Morning Meditations #119: Fictions of Our Friends

MM 119After writing the bubbling thoughts MM a few days ago. Some really productive stuff has been coming through. The type of thoughts that you notice when you’re practicing, you take an especially good look at, and then let go after careful study. Whether it be a specific new way to try to compose fiction when the task of novel writing can seem daunting at times. Or perhaps it could be a new way to market my writing and the writing of others at The Free Thinking Press. Sometimes the thoughts are the fiction.

The meditative dreams I have had over the last couple of days have been so vivid. My neocortex has really been tuning up its synthesis modulator. The whole damn thing too. Visualization, texture, sounds everything. It is amazing the actors and actresses within all of us. When I forget myself in these dreams, there are people everywhere. A bustling world of people I think I know. While entertaining, the observation created a profundity cascade. First, came the question.

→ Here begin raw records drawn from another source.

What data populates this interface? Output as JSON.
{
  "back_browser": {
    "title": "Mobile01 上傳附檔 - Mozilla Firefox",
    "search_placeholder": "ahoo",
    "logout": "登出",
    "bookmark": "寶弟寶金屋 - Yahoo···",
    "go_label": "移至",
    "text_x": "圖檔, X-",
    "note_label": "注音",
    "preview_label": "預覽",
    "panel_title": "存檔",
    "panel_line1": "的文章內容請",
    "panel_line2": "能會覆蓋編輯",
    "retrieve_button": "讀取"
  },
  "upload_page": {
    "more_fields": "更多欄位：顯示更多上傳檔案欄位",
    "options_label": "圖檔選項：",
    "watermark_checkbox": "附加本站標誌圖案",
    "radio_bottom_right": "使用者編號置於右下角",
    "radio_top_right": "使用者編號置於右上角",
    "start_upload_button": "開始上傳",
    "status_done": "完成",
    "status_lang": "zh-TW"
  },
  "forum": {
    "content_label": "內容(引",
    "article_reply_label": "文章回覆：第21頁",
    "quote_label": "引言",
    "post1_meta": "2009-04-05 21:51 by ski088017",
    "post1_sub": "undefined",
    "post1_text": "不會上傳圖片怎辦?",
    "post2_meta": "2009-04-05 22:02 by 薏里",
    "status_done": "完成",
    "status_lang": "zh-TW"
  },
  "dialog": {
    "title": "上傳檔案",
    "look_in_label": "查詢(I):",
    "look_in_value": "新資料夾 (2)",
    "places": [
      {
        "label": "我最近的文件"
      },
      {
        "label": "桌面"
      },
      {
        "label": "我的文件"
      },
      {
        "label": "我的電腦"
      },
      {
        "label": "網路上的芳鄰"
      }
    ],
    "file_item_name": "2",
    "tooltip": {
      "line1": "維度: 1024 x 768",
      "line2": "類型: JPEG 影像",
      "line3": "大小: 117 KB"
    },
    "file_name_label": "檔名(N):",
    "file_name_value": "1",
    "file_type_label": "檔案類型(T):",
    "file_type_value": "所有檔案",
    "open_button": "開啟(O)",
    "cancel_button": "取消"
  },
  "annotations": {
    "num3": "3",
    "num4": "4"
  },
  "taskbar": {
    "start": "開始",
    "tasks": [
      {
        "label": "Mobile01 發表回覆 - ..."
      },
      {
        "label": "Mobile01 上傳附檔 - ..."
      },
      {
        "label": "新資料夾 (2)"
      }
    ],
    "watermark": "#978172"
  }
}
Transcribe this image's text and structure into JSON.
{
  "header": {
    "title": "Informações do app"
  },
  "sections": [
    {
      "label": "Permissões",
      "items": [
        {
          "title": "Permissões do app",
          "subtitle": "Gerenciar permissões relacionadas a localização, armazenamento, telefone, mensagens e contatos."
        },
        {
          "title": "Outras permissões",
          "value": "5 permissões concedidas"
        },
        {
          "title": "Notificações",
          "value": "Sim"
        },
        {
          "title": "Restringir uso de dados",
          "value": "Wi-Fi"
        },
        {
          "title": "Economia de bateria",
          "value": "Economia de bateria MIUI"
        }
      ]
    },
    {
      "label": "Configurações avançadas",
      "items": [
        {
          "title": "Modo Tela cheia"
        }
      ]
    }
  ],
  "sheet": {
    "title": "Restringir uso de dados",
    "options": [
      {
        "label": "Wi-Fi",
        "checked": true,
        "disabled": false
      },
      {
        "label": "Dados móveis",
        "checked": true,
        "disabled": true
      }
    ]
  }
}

How do I know what all of these people, including strangers I just make up, are going to do?”

I know I have done a lot of dice-and-paper role-playing in my time, and yes, much of that time has been spent in the esteemed position of Dungeon Master. (For those who seek to judge, go look into the mirror and try to convince yourself it wouldn’t be cool to have the title Dungeon Master from time to time.) And as such, you are everybody else in the game. Every king, merchant, kobold, troll, thief, wizard, and badger that isn’t being played by someone is going to be voiced, acted, and in every other essence be through the DM. So I’ve had lots of practice at doing this. That said, I don’t.

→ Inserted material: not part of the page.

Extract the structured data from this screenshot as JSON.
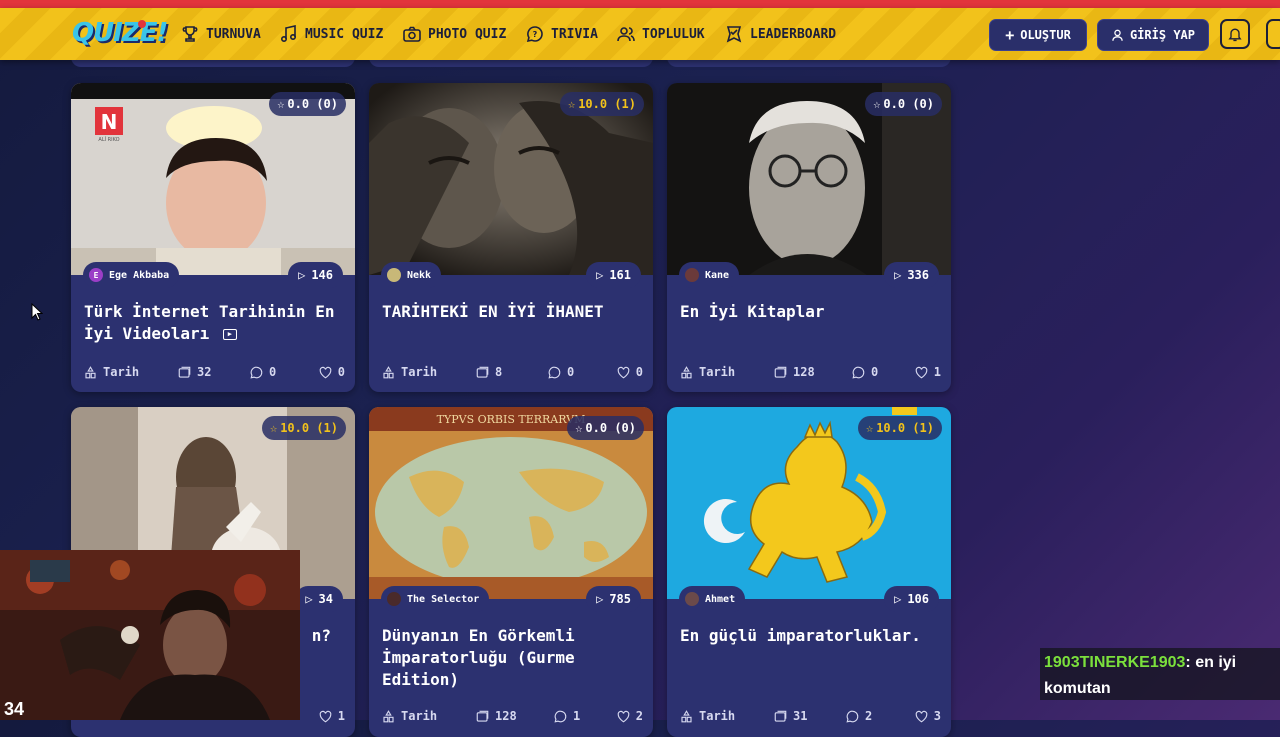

I don’t know. I have no real and concrete way of knowing what people will do, or indeed, what I myself will do in any given situation. Especially if the situation itself is fictional. Now there is a fair chance that I may know somebody well enough, or amazingly would know enough about human behavior on a whole to make an educated guess that falls within a statistical likelihood, a reasonable probability curve, but that isn’t knowing. And even if my one mind got it right for everyone all at once the probability that I would be right over and over and over again would be so infinitesimally small that it would be unlikely to happen again in thousands of daydreams. Even then we would have to say that second hit was a lucky one.

Fallout.

The next time you are imagining what someone is going to do or say, please remember that you will likely be wrong. I’ll give you credit for the results as black and white get better numbers. If someone can only answer “yes” or “no,” the fifty-fifty deal is a pretty good shot, compared to trying to predict the way they will approve or deny the question. This is not where we get tangled up though, is it? I heard this best put in a documentary I have often quoted and read several books because of called Surviving Progress. It is still on Netflix if you haven’t seen it, I suggest you do.

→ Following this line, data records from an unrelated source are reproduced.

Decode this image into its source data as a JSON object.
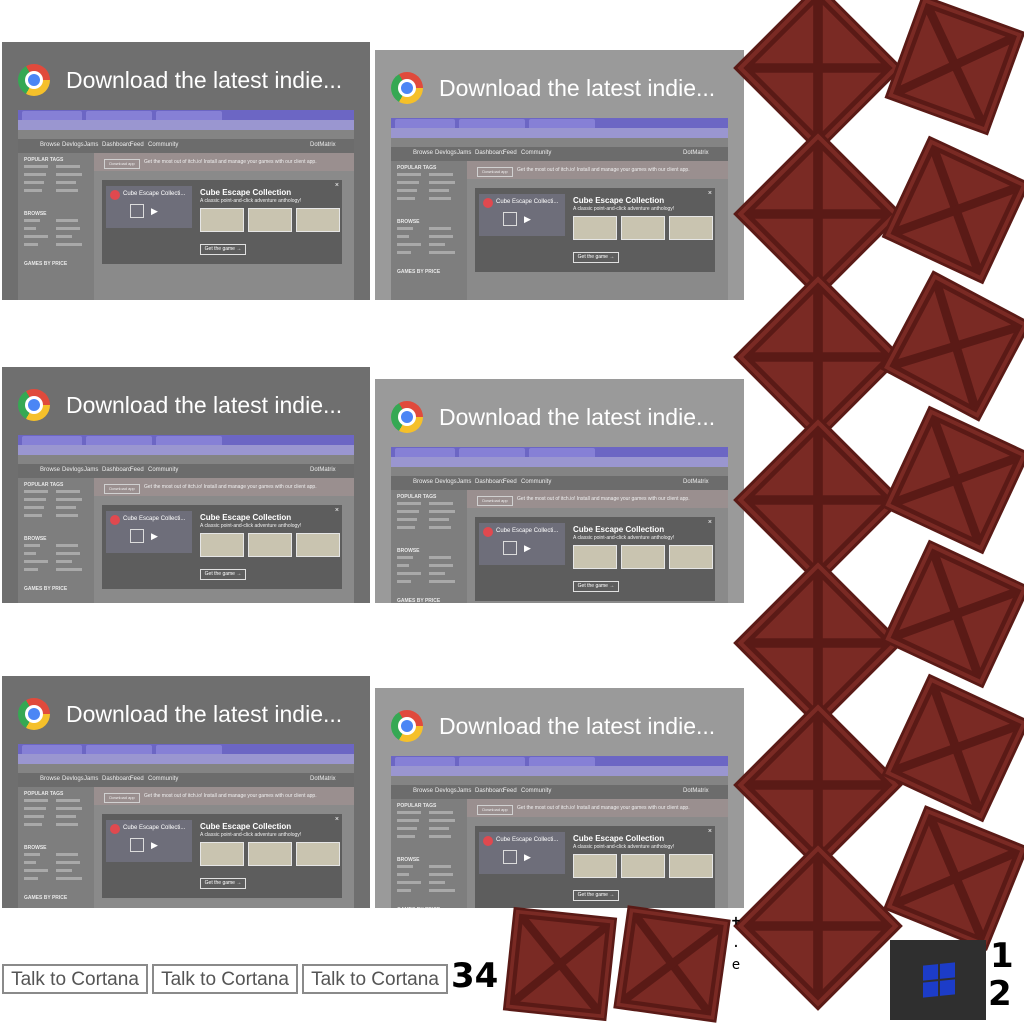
{
  "notification": {
    "title": "Download the latest indie...",
    "app_icon": "chrome-icon"
  },
  "browser_preview": {
    "nav_items": [
      "Browse",
      "Devlogs",
      "Jams",
      "Dashboard",
      "Feed",
      "Community"
    ],
    "user": "DotMatrix",
    "sidebar_headings": [
      "POPULAR TAGS",
      "BROWSE",
      "GAMES BY PRICE"
    ],
    "banner_button": "Download app",
    "banner_text": "Get the most out of itch.io! Install and manage your games with our client app.",
    "video_title": "Cube Escape Collecti...",
    "popup_title": "Cube Escape Collection",
    "popup_subtitle": "A classic point-and-click adventure anthology!",
    "cta": "Get the game →"
  },
  "cortana": {
    "label": "Talk to Cortana"
  },
  "counters": {
    "left": "34",
    "right_top": "1",
    "right_bottom": "2"
  },
  "tiny_marks": [
    "+",
    ".",
    "e"
  ],
  "colors": {
    "crate": "#7a2a24",
    "crate_edge": "#5a1a16",
    "start_bg": "#2f2f2f",
    "windows_blue": "#1c3cc8"
  }
}
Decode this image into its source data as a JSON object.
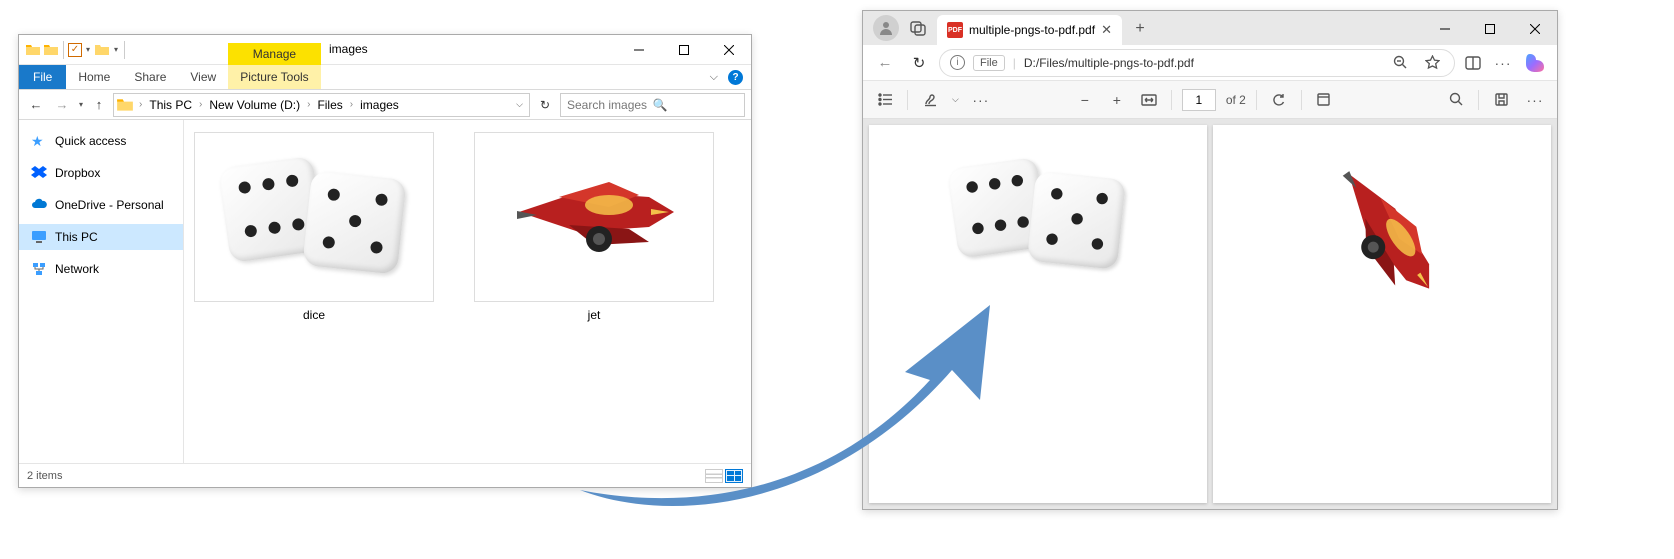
{
  "explorer": {
    "title": "images",
    "manage_label": "Manage",
    "tabs": {
      "file": "File",
      "home": "Home",
      "share": "Share",
      "view": "View",
      "picture": "Picture Tools"
    },
    "breadcrumbs": [
      "This PC",
      "New Volume (D:)",
      "Files",
      "images"
    ],
    "search_placeholder": "Search images",
    "sidebar": {
      "items": [
        {
          "label": "Quick access"
        },
        {
          "label": "Dropbox"
        },
        {
          "label": "OneDrive - Personal"
        },
        {
          "label": "This PC"
        },
        {
          "label": "Network"
        }
      ]
    },
    "files": [
      {
        "name": "dice"
      },
      {
        "name": "jet"
      }
    ],
    "status": "2 items"
  },
  "edge": {
    "tab_title": "multiple-pngs-to-pdf.pdf",
    "url_tag": "File",
    "url": "D:/Files/multiple-pngs-to-pdf.pdf",
    "page_current": "1",
    "page_total": "of 2"
  }
}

We are constantly probing for unobservable phenomenon to explain the observable… that drives us to probe into the mysteries of each other in our everyday lives. Why does she keep doing that? Why does he keep behaving like that? He must think this. He must believe this. I don’t understand. Why? Why? Why? Why? Why?” ~ Daniel Povinelli

The truth is even people who seem to be good at this, and from a human perspective are, are dreadful at it statistically. And often will be good at resultant type comments: “I figured they’d say ‘no.’” That is a fifty-fifty. We can all get better at those by just taking stalk of outlying probabilities. “He has gotten straight D’s all semester. Will he pass the class with an A?” If you just look at the question, who knows, but the outlying data shores up the probability of the yes-no answer event. If I knew and you didn’t, you’d think I was a good judge. But you’d be wrong, I’d just be educated on the situation.

To some, this point may seem trivial. I guess I felt the need to remind everyone, that you don’t know what people are really feeling unless you have spoken with them, even if you have known them for years. You might get a mood correct, but the actual thoughts and individual scenes they are dealing with are unknown to you. As well as yours to them. Just remember to communicate with those around you. Try to limit the way daydreams influence your behavior or filter your perceptions, seek data instead. Then you don’t have to guess anymore; you will become educated.